I am working on a project that uses LLM to pull certain pieces of information fr...

systemerror · 2025-08-21T16:55:53 1755795353

The big issue with LLMs is that they’re usually right — like 90% of the time — but that last 10% is tough to fix. A 10% failure rate might sound small, but at scale, it's significant — especially when it includes false positives. You end up either having to live with some bad results, build something to automatically catch mistakes, or have a person double-check everything if you want to bring that error rate down.

f3b5 · 2025-08-21T18:01:26 1755799286

Depending on the use case, a 10% failure rate can be quite acceptable. This is of course for non-critical applications, like e.g. top-of-funnel sales automation. In practice, for simple uses like labeling data at scale, I'm actually reaching 95-99% accuracy in my startup.

spogbiper · 2025-08-21T16:59:18 1755795558

yes, the entire design relies on a human to check everything. basically it presents what it thinks should be done, and why. the human then agrees or does not. much work is put into streamlining this but ultimately its still human controlled

wredcoll · 2025-08-21T17:05:35 1755795935

At the risk of being obvious, this seems set up for failure in the same way expecting a human to catch an automated car's mistakes is. Although I assume mistakes here probably don't matter very much.

LPisGood · 2025-08-21T17:15:05 1755796505

This reminds me the issue with the old windows access control system.

If those prompts pop up constantly asking for elevated privileges, this is actually worse because it trains people to just reflexively allow elevation.

spogbiper · 2025-08-21T17:58:27 1755799107

yes, mistakes are not a huge problem. they will become evident farther down the process and they happen now with the human only system. worst case is the LLM fails and they just have to do the manual work that they are doing now

whatever1 · 2025-08-21T17:03:25 1755795805

All of the AI projects promise that they just need some fine tuning to go from poc to actual workable product. Nobody was able to fine tune them.
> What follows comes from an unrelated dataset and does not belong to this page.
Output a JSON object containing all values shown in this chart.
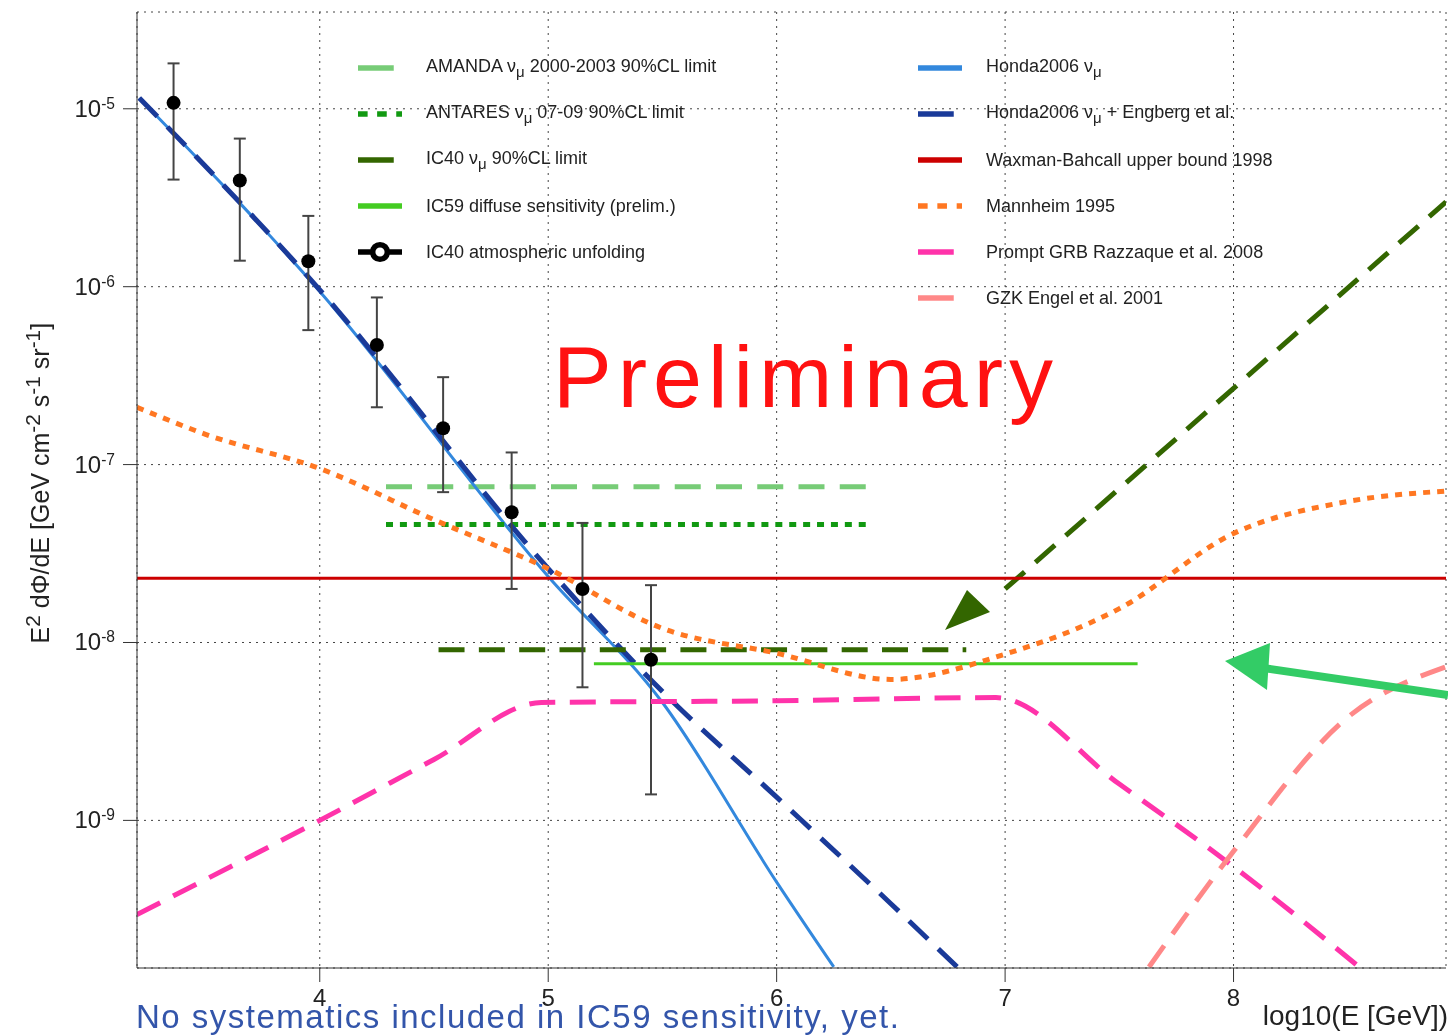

Sorry this is some bull. Either it works or it doesn’t.

LPisGood · 2025-08-21T17:11:50 1755796310

> its going to save the clerical staff hundreds of hours per year

How many hundreds of hours is your team spending to get there? What is the ROI on this vs investing that money elsewhere?

spogbiper · 2025-08-21T18:03:51 1755799431

Can't speak to the financial benefit over other investment. Total dev/testing time looks to be fairly small in comparison to time saved in even one year, although with different salaries etc I cannot be too certain on the money ratio. Ultimately not my direct concern, but those making decisions are very happy with results so far and looking for additional processes to apply this type of system to.

kjkjadksj · 2025-08-21T16:54:06 1755795246

Isn’t that something you can do with non ai tooling to 100% accuracy?

spogbiper · 2025-08-21T17:01:46 1755795706

in some similar cases yes, and this client has tried to accomplish that for literally decades without success. i don't want to be too detailed for reasons, but basically they cannot standardize the input to the point where anything non AI has been able to parse it very well.

beepbooptheory · 2025-08-21T16:49:10 1755794950

How will you know in practice which 5% is wrong?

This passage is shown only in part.